Baca Juga: 3 Prajurit TNI Gugur di Lebanon, DPR Undang Menhan ke Senayan

"Investigasi menilai bahwa, mengingat lokasi kejadian, karakteristik ledakan, serta konteks saat ini, IED tersebut kemungkinan besar dipasang oleh Hizbullah," katanya.

Peristiwa tragis tersebut menyebabkan gugurnya tiga prajurit TNI, yakni Mayor Zulmi Aditya Iskandar, Sersan Satu Muhammad Nur Ichwan, dan Kopral Farizal Rhomadon. Temuan awal ini telah disampaikan kepada pemerintah Indonesia, Lebanon, serta Israel sebagai pihak terkait dalam konflik tersebut.

Dujarric menegaskan bahwa hasil ini masih bersifat awal dan investigasi menyeluruh masih terus berlangsung. PBB juga akan membentuk Dewan Penyelidikan untuk mendalami kedua insiden tersebut sesuai prosedur yang berlaku.

"Dewan Penyelidikan akan dibentuk untuk kedua kasus tersebut, sesuai dengan prosedur yang berlaku di PBB," katanya.

PBB turut menyampaikan belasungkawa kepada keluarga korban dan Pemerintah Indonesia, serta berharap korban yang terluka dapat segera pulih. Selain itu, PBB menekankan bahwa insiden semacam ini tidak dapat diterima dan harus diproses secara hukum.

Baca Juga: UNIFIL Siapkan Protes Resmi Usai Kamera Pengawas Dirusak Israel

"Insiden-insiden ini tidak dapat diterima.

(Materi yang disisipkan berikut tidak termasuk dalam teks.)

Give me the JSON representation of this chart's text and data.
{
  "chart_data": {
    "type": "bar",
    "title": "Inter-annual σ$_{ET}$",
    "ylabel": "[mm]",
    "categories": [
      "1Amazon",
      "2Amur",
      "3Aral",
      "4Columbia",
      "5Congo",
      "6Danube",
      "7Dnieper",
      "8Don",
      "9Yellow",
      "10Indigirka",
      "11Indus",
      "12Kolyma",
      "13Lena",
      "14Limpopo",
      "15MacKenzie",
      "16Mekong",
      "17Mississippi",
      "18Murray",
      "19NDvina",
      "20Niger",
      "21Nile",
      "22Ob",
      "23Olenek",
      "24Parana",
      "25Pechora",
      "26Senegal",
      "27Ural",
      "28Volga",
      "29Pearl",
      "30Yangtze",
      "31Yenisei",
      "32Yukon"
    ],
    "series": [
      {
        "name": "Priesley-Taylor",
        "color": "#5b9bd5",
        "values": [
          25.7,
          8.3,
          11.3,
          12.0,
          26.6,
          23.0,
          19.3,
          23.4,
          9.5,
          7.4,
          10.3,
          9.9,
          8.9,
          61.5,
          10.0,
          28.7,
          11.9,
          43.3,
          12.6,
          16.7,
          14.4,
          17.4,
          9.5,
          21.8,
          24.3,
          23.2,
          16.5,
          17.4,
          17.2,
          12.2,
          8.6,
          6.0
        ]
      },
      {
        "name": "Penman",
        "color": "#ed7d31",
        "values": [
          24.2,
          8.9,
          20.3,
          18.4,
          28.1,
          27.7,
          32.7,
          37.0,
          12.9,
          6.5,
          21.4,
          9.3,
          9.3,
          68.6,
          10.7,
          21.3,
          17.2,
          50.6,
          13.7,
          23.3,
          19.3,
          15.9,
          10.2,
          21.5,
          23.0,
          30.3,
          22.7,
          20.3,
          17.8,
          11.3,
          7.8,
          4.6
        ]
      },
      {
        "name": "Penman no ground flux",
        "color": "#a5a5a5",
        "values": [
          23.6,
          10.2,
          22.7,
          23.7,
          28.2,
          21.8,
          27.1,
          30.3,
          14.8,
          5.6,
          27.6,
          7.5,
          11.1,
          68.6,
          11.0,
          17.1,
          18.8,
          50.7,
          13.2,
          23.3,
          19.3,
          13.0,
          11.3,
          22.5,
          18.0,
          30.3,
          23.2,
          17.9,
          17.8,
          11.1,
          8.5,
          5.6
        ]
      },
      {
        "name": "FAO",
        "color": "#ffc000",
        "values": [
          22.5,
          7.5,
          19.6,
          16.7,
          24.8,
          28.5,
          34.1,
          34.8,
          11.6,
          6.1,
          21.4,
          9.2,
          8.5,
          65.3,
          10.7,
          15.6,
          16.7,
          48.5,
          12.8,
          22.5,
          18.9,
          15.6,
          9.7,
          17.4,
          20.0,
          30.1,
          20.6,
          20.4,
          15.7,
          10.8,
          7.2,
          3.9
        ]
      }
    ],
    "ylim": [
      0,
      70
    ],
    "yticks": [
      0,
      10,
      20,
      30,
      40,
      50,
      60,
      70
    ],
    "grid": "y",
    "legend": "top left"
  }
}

Kami telah meminta para pihak terkait agar kasus ini diselidiki dan diproses secara hukum oleh otoritas nasional untuk membawa para pelaku ke pengadilan dan memastikan pertanggungjawaban pidana atas kejahatan terhadap penjaga perdamaian," katanya.

Lebih lanjut, ia menegaskan bahwa serangan terhadap personel penjaga perdamaian dapat dikategorikan sebagai kejahatan perang menurut hukum internasional.

"Semua pihak harus mematuhi kewajiban mereka untuk menjamin keselamatan dan keamanan para penjaga perdamaian setiap saat. Kekebalan fasilitas Perserikatan Bangsa-Bangsa harus dihormati," katanya.